Toronto Life has a very eye opening article about the condo industry in Toronto and I find it rather depressing. I was shocked to read how much profit these developers are making from a single condo tower. (40 MILLION dollars or more) That's crazy! And these guys cheap out on the smallest things? What developers are allowed to get away with just blows my mind but the article does say they gave almost 10 million dollars of donations to the Conservative and Liberal parties, (almost nothing to NDP lol) so I guess I shouldn't be too shocked. I still think it's wrong to let developers build such shoddy products.
If you are planning to buy a condo in Toronto, I advise you guys to read the article or if you just want to learn how screwed up things are. The greed is out of control.
http://www.torontolife.com/daily/informer/from-print-edition-informer/2012/07/24/faulty-towers/
Read it and weep.
wow, how sad and scary ... and there's alot more of it. i really recommend reading the article:
Last summer, a man I’ll call Jeff moved into a
brand new 800-square-foot Liberty Village condo with concrete floors and a west-facing window wall. This was his second condo, and he was one of the first to move into his new tower. At first it seemed perfect, though he noticed some cut corners: the epoxy coating on the cement floor was laid only after his kitchen was installed, for example. “The floor beneath my cabinets is just unvarnished concrete,” he says. “If I ever want to remodel my kitchen, that will be a problem.” But he wasn’t planning on remodelling the kitchen any time soon. If that was the extent of his condo’s problems, he could live with it. It only took a few days of summer sun to discover a
far more serious problem. “The entire window wall system expands in the heat, to the point where it actually moves away from the interior wall,” says Jeff. To be more precise: as it expands it bows outwards and separates from his interior wall, creating a lengthy floor-to-ceiling crack where the drywall meets the window wall frame. At the peak of the summer heat,
the space between his interior wall and window wall grew to a full inch or more—enough room for him to put his finger through.
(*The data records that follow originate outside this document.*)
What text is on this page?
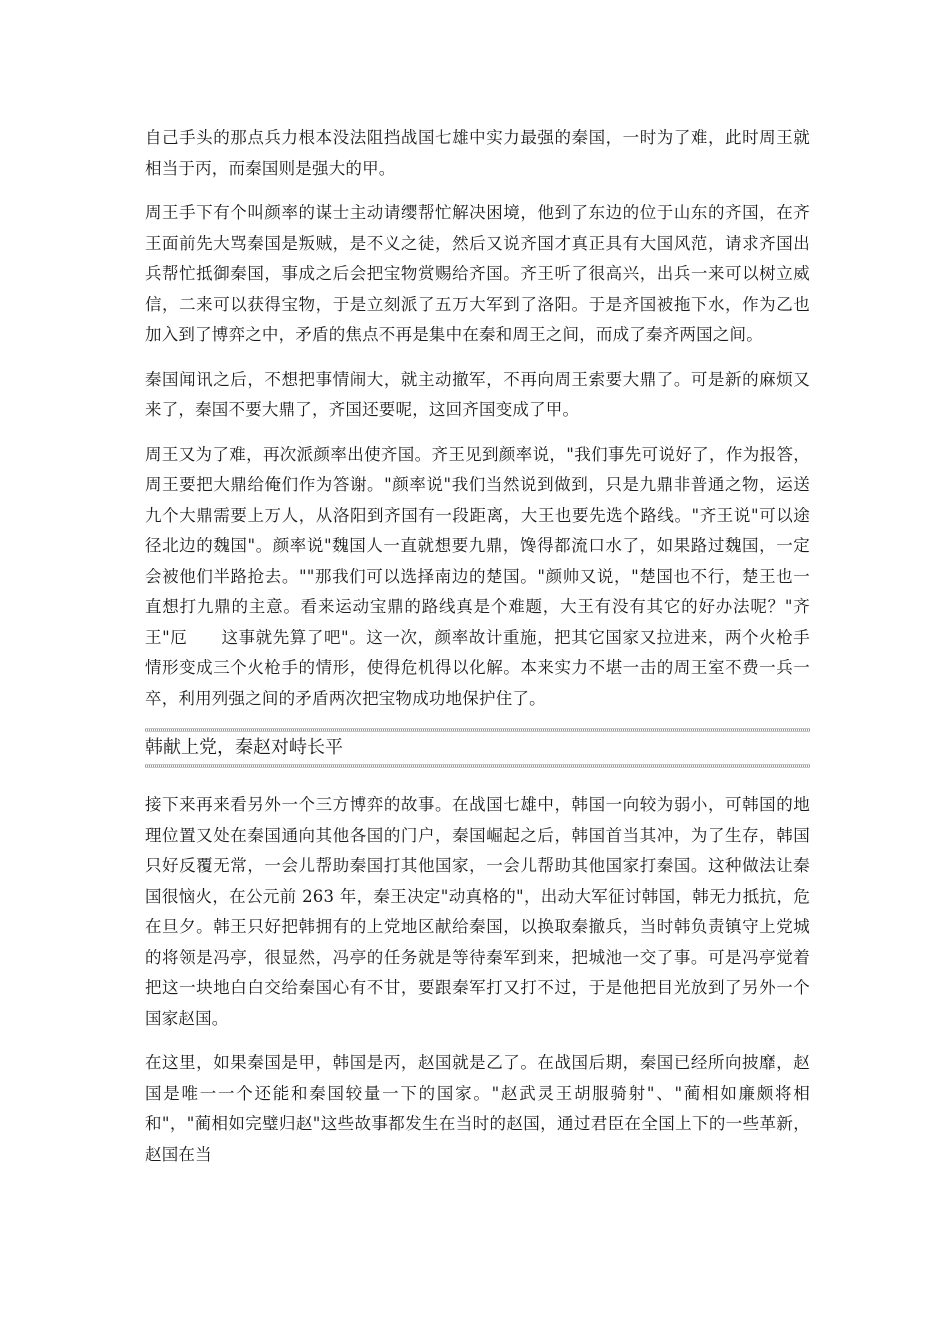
自己手头的那点兵力根本没法阻挡战国七雄中实力最强的秦国，一时为了难，此时周王就相当于丙，而秦国则是强大的甲。

周王手下有个叫颜率的谋士主动请缨帮忙解决困境，他到了东边的位于山东的齐国，在齐王面前先大骂秦国是叛贼，是不义之徒，然后又说齐国才真正具有大国风范，请求齐国出兵帮忙抵御秦国，事成之后会把宝物赏赐给齐国。齐王听了很高兴，出兵一来可以树立威信，二来可以获得宝物，于是立刻派了五万大军到了洛阳。于是齐国被拖下水，作为乙也加入到了博弈之中，矛盾的焦点不再是集中在秦和周王之间，而成了秦齐两国之间。

秦国闻讯之后，不想把事情闹大，就主动撤军，不再向周王索要大鼎了。可是新的麻烦又来了，秦国不要大鼎了，齐国还要呢，这回齐国变成了甲。

周王又为了难，再次派颜率出使齐国。齐王见到颜率说，"我们事先可说好了，作为报答，周王要把大鼎给俺们作为答谢。"颜率说"我们当然说到做到，只是九鼎非普通之物，运送九个大鼎需要上万人，从洛阳到齐国有一段距离，大王也要先选个路线。"齐王说"可以途径北边的魏国"。颜率说"魏国人一直就想要九鼎，馋得都流口水了，如果路过魏国，一定会被他们半路抢去。""那我们可以选择南边的楚国。"颜帅又说，"楚国也不行，楚王也一直想打九鼎的主意。看来运动宝鼎的路线真是个难题，大王有没有其它的好办法呢？"齐王"厄　　这事就先算了吧"。这一次，颜率故计重施，把其它国家又拉进来，两个火枪手情形变成三个火枪手的情形，使得危机得以化解。本来实力不堪一击的周王室不费一兵一卒，利用列强之间的矛盾两次把宝物成功地保护住了。

韩献上党，秦赵对峙长平

接下来再来看另外一个三方博弈的故事。在战国七雄中，韩国一向较为弱小，可韩国的地理位置又处在秦国通向其他各国的门户，秦国崛起之后，韩国首当其冲，为了生存，韩国只好反覆无常，一会儿帮助秦国打其他国家，一会儿帮助其他国家打秦国。这种做法让秦国很恼火，在公元前 263 年，秦王决定"动真格的"，出动大军征讨韩国，韩无力抵抗，危在旦夕。韩王只好把韩拥有的上党地区献给秦国，以换取秦撤兵，当时韩负责镇守上党城的将领是冯亭，很显然，冯亭的任务就是等待秦军到来，把城池一交了事。可是冯亭觉着把这一块地白白交给秦国心有不甘，要跟秦军打又打不过，于是他把目光放到了另外一个国家赵国。

在这里，如果秦国是甲，韩国是丙，赵国就是乙了。在战国后期，秦国已经所向披靡，赵国是唯一一个还能和秦国较量一下的国家。"赵武灵王胡服骑射"、"蔺相如廉颇将相和"，"蔺相如完璧归赵"这些故事都发生在当时的赵国，通过君臣在全国上下的一些革新，赵国在当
... Jeff’s problem is worse than that.
His window wall is malfunctioning mere months after completion. “I don’t know if the problem is due to poor workmanship or poor design,” he says. “But I would expect that it doesn’t comply with the building code. And I don’t know how to address the problem without tearing out my entire exterior wall.” He says he’s not worried that his window will pop out and fall if he leans on it, but he is worried that water is going to get in behind it and cause further damage.